Keeping Up With the Digital Nomads

It’s definitely not the case with absolutely every single individual who identifies as a digital nomad, but for the most part this much-coveted lifestyle is bedazzled with way too much gloss and sheen. I’ve had the privilege of spending a couple of days with some real digital nomads who were extremely forthcoming and honest with what they refer to as their struggle to break out of the mould seemingly created for them by the establishment.

From the intelligence I gathered, it would appear as if there are two types of people who refer to themselves as digital nomads, those who make their money remotely and prefer to work from anywhere where they can afford to travel to and those who make their money by selling the lifestyle of a digital nomad.

Ordinary digital nomads are just as hard-working as anyone else and perhaps work even harder than someone who has a typical eight-hour job. The only difference between them and a full-time employee who has to report to a specific location for work every day is that the digital nomads complete their work on their laptops and deliver it via the internet. They also then get paid via the web and pretty much organize their entire lives on the move online.

So you might get a consultant, a web designer, programmer or someone like a translator choosing to be location independent and thereby deciding to work more on a freelance basis or with a client that isn’t concerned with their location.

The other type of digital nomad you get is a digital nomad by self-proclaimed definition and that’s pretty much it really. These types of “digital nomads” usually have an established income stream or they’re sitting on a pile of capital which allows them to fake the digital nomad lifestyle. With their laptops in tow, they visit some of the most exotic of locations and take pictures of themselves pretending to do some work on their laptops, typically at the beach. You know those corny pictures…

What they then do is find a way to package that lifestyle into some sort of training course or something of that sort, which they sell in some or other way. Either it’s sold directly or via some affiliate structure, but either way, what they sell is the idea of becoming a digital nomad.
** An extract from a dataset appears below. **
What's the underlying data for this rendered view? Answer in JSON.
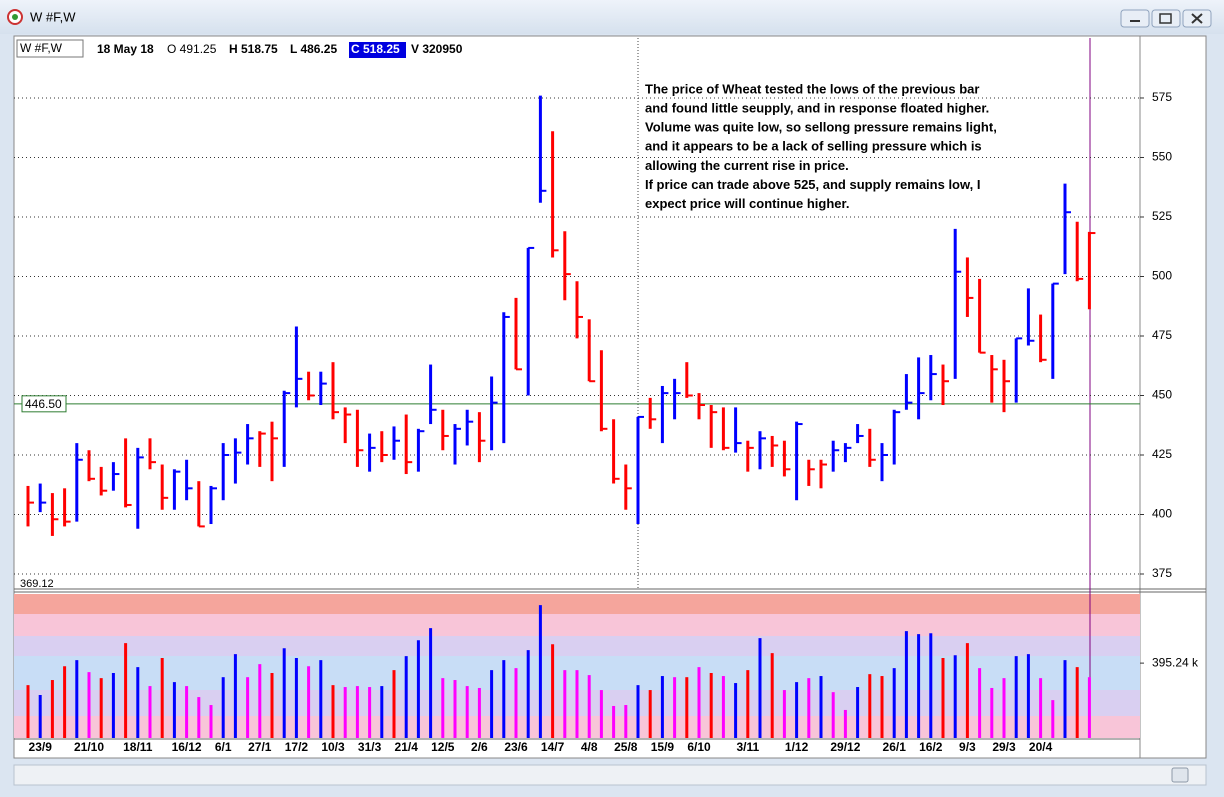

To put it more directly, it’s typically a case of “If you want to learn how I make money online as a digital nomad and get to enjoy this lifestyle of working remotely, buy this training program or sign up to this seminar, etc.“

The real digital nomads who earn their money working remotely or running remote businesses are never even in the slightest bit aggressive with the sharing of their lifestyles and are certainly not even in the slightest bit aggressive with the selling of training programs and the likes. All they really do is share their lifestyles so that they can perhaps connect with other digital nomads and maybe even land more clients.